# 02 — Feature Analysis (Derived Features + t1 Deep Dive)

Goals:
- Analyze contribution of the 10 current derived features (`src/data/preprocessing.py`)
- Deep analysis of `t1` predictability and cross-feature interactions
- Evaluate candidate new derived signals (rolling stats, ROC, volatility)

Artifacts are saved in `notebooks/artifacts/02_feature_analysis/`.

In [None]:
from pathlib import Path
import json
import pandas as pd
import matplotlib.pyplot as plt

ROOT = Path('..') if Path.cwd().name == 'notebooks' else Path('.')
ART = ROOT / 'notebooks' / 'artifacts' / '02_feature_analysis'
ART.mkdir(parents=True, exist_ok=True)

## 1) Load datasets (required context check)

In [None]:
train = pd.read_parquet(ROOT / 'datasets' / 'train.parquet')
valid = pd.read_parquet(ROOT / 'datasets' / 'valid.parquet')

print('Train shape:', train.shape)
print('Valid shape:', valid.shape)
print('Train sequences:', train['seq_ix'].nunique())
print('Valid sequences:', valid['seq_ix'].nunique())
print('Scored rows train:', int(train['need_prediction'].sum()))
print('Scored rows valid:', int(valid['need_prediction'].sum()))

## 2) Run full analysis pipeline

This script computes all derived-feature rankings, t1 analysis, interaction scans, lag analysis, and candidate feature tests.

In [None]:
# Uncomment to recompute from scratch
# import subprocess, sys
# subprocess.run([sys.executable, str(ROOT / 'notebooks' / 'run_02_feature_analysis.py')], check=True)

## 3) Derived feature contribution results

In [None]:
derived_rank = pd.read_csv(ART / 'derived_feature_contribution_rank.csv')
perm = pd.read_csv(ART / 'derived_feature_permutation_importance.csv')
proxy = json.load(open(ART / 'feature_set_proxy_scores.json', 'r', encoding='utf-8'))
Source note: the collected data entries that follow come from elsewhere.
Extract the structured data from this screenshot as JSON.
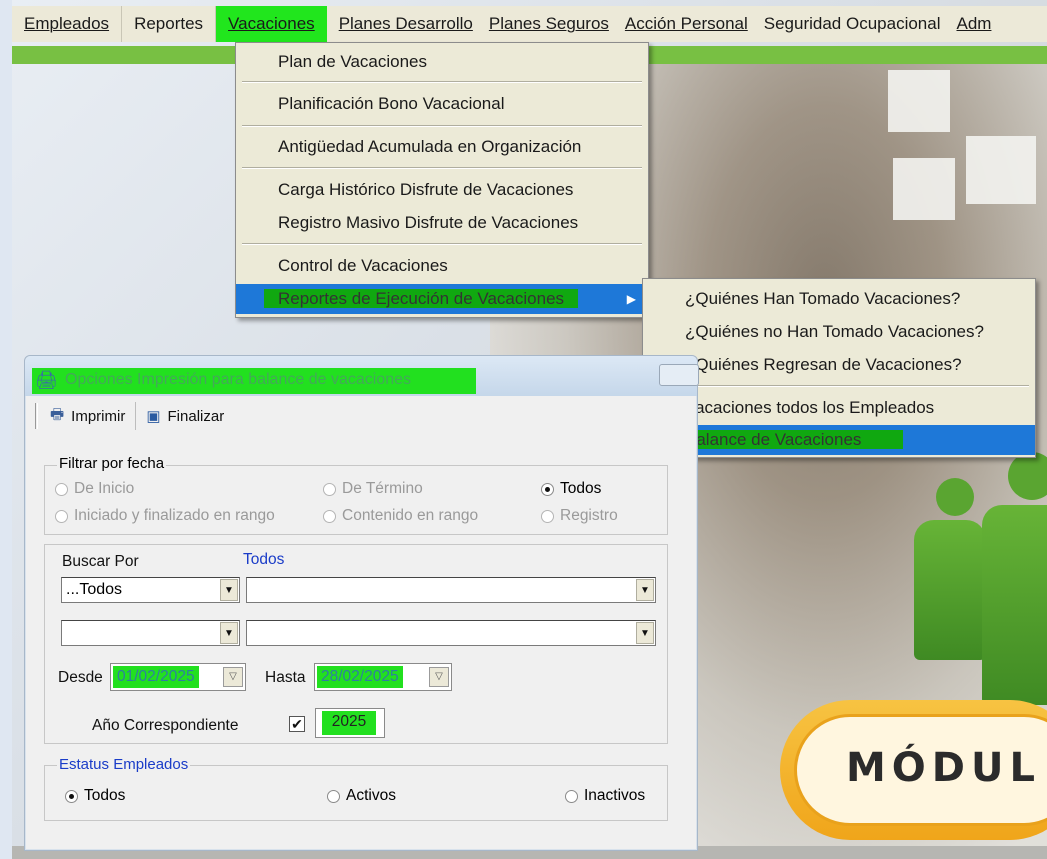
{
  "menubar": {
    "items": [
      {
        "label": "Empleados"
      },
      {
        "label": "Reportes"
      },
      {
        "label": "Vacaciones"
      },
      {
        "label": "Planes Desarrollo"
      },
      {
        "label": "Planes Seguros"
      },
      {
        "label": "Acción Personal"
      },
      {
        "label": "Seguridad Ocupacional"
      },
      {
        "label": "Adm"
      }
    ]
  },
  "vacaciones_menu": {
    "items": [
      {
        "label": "Plan de Vacaciones"
      },
      {
        "label": "Planificación Bono Vacacional"
      },
      {
        "label": "Antigüedad Acumulada en Organización"
      },
      {
        "label": "Carga Histórico Disfrute de Vacaciones"
      },
      {
        "label": "Registro Masivo Disfrute de Vacaciones"
      },
      {
        "label": "Control de Vacaciones"
      },
      {
        "label": "Reportes de Ejecución de Vacaciones"
      }
    ]
  },
  "reportes_submenu": {
    "items": [
      {
        "label": "¿Quiénes Han Tomado Vacaciones?"
      },
      {
        "label": "¿Quiénes no Han Tomado Vacaciones?"
      },
      {
        "label": "¿Quiénes Regresan de Vacaciones?"
      },
      {
        "label": "Vacaciones todos los Empleados"
      },
      {
        "label": "Balance de Vacaciones"
      }
    ]
  },
  "dialog": {
    "title": "Opciones Impresión para balance de vacaciones",
    "toolbar": {
      "print": "Imprimir",
      "finish": "Finalizar"
    },
    "filtro_fecha": {
      "legend": "Filtrar por fecha",
      "options": [
        "De Inicio",
        "De Término",
        "Todos",
        "Iniciado y finalizado en rango",
        "Contenido en rango",
        "Registro"
      ],
      "selected": "Todos"
    },
    "buscar": {
      "label": "Buscar Por",
      "label_value": "Todos",
      "combo1": "...Todos",
      "combo2": "",
      "combo3": "",
      "combo4": "",
      "desde_label": "Desde",
      "desde": "01/02/2025",
      "hasta_label": "Hasta",
      "hasta": "28/02/2025",
      "anio_label": "Año Correspondiente",
      "anio_checked": true,
      "anio": "2025"
    },
    "estatus": {
      "legend": "Estatus Empleados",
      "options": [
        "Todos",
        "Activos",
        "Inactivos"
      ],
      "selected": "Todos"
    }
  },
  "banner": {
    "text": "MÓDUL"
  },
  "colors": {
    "highlight": "#22e01f",
    "menu_selected": "#1e78d8",
    "menubar_bg": "#ece9d8",
    "accent_green": "#78c043"
  }
}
display(derived_rank[['feature', 'valid_pearson_t0', 'valid_pearson_t1', 'valid_weightedcorr_t0', 'valid_weightedcorr_t1']])
display(perm[['feature', 'delta_avg', 'delta_t0', 'delta_t1']])
proxy

In [None]:
fig, axes = plt.subplots(1, 2, figsize=(14, 5))
axes[0].imshow(plt.imread(ART / 'derived_feature_corr_bars.png'))
axes[0].axis('off')
axes[0].set_title('Derived corr bars')
axes[1].imshow(plt.imread(ART / 'derived_feature_permutation_importance.png'))
axes[1].axis('off')
axes[1].set_title('Permutation importance')
plt.tight_layout()
plt.show()

## 4) t1 predictability deep dive

In [None]:
t1_corr = pd.read_csv(ART / 't1_feature_correlations_42.csv')
t1_int = pd.read_csv(ART / 't1_interaction_scan_top10.csv')
t1_lag = pd.read_csv(ART / 't1_lag_feature_correlations.csv')
t1_mi = pd.read_csv(ART / 't1_mutual_information.csv')
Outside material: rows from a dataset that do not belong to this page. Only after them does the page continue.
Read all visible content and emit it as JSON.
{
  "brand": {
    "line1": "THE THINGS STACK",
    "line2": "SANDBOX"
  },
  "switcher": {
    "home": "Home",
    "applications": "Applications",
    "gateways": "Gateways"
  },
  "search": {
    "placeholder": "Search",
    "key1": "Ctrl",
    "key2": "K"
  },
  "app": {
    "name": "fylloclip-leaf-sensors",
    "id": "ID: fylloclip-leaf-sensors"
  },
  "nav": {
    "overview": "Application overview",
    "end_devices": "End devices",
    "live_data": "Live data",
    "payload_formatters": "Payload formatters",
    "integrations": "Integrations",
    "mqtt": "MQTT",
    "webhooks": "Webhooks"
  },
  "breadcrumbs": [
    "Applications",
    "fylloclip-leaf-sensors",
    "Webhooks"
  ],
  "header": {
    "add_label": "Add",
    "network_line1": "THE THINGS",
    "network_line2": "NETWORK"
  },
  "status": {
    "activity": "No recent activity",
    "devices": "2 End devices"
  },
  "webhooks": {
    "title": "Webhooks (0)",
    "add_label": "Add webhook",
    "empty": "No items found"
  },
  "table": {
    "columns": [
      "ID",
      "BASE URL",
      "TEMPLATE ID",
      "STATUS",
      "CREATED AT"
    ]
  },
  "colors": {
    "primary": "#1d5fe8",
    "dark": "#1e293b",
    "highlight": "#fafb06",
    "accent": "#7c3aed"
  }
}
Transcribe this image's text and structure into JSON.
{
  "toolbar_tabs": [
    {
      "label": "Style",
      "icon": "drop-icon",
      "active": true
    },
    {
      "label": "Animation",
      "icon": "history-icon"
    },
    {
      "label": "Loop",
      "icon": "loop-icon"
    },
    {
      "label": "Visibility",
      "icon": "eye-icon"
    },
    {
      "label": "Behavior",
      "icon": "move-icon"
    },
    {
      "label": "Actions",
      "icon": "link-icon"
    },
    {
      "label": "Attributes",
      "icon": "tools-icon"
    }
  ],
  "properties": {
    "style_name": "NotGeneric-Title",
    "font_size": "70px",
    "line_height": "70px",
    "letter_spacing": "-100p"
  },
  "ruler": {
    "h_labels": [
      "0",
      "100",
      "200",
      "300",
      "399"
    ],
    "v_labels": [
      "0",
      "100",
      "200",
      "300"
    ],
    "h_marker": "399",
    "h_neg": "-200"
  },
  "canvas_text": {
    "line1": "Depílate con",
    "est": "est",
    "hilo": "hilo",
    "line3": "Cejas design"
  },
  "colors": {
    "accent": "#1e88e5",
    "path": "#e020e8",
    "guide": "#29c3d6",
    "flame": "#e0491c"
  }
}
print('Top t1 features by |valid pearson|:')
display(t1_corr.head(12))
print('Top interaction terms for t1:')
display(t1_int.head(12))
print('Top MI features for t1:')
display(t1_mi.head(12))
print('Lag correlations (feature[t-lag] vs t1[t]):')
display(t1_lag.head(25))

In [None]:
fig, axes = plt.subplots(1, 2, figsize=(14, 5))
axes[0].imshow(plt.imread(ART / 't1_top_feature_corr.png'))
axes[0].axis('off')
axes[0].set_title('Top t1 feature correlations')
axes[1].imshow(plt.imread(ART / 't1_top_interactions.png'))
axes[1].axis('off')
axes[1].set_title('Top t1 interactions')
plt.tight_layout()
plt.show()

## 5) Candidate new derived features

In [None]:
cand = pd.read_csv(ART / 'candidate_new_features_t1_corr.csv')

display(cand)

img = plt.imread(ART / 'candidate_new_features_t1_corr.png')
plt.figure(figsize=(10, 5))
plt.imshow(img)
plt.axis('off')
plt.title('Candidate new derived features vs t1')
plt.show()

## 6) Key conclusions

- Current derived set helps mainly via spreads and trade-intensity (`spread_2`, `spread_0`, `trade_intensity`).
- `t1` remains weak in linear signal; best standalone correlations are low (roughly 0.02-0.04), but interactions add incremental signal.
- Strongest new candidate for `t1` from this pass is `spread0_roc1`, then `spread0_roc5`, then short rolling mean of trade intensity.
- Next feature-engineering round should prioritize temporal derivatives and rolling volatility-style channels.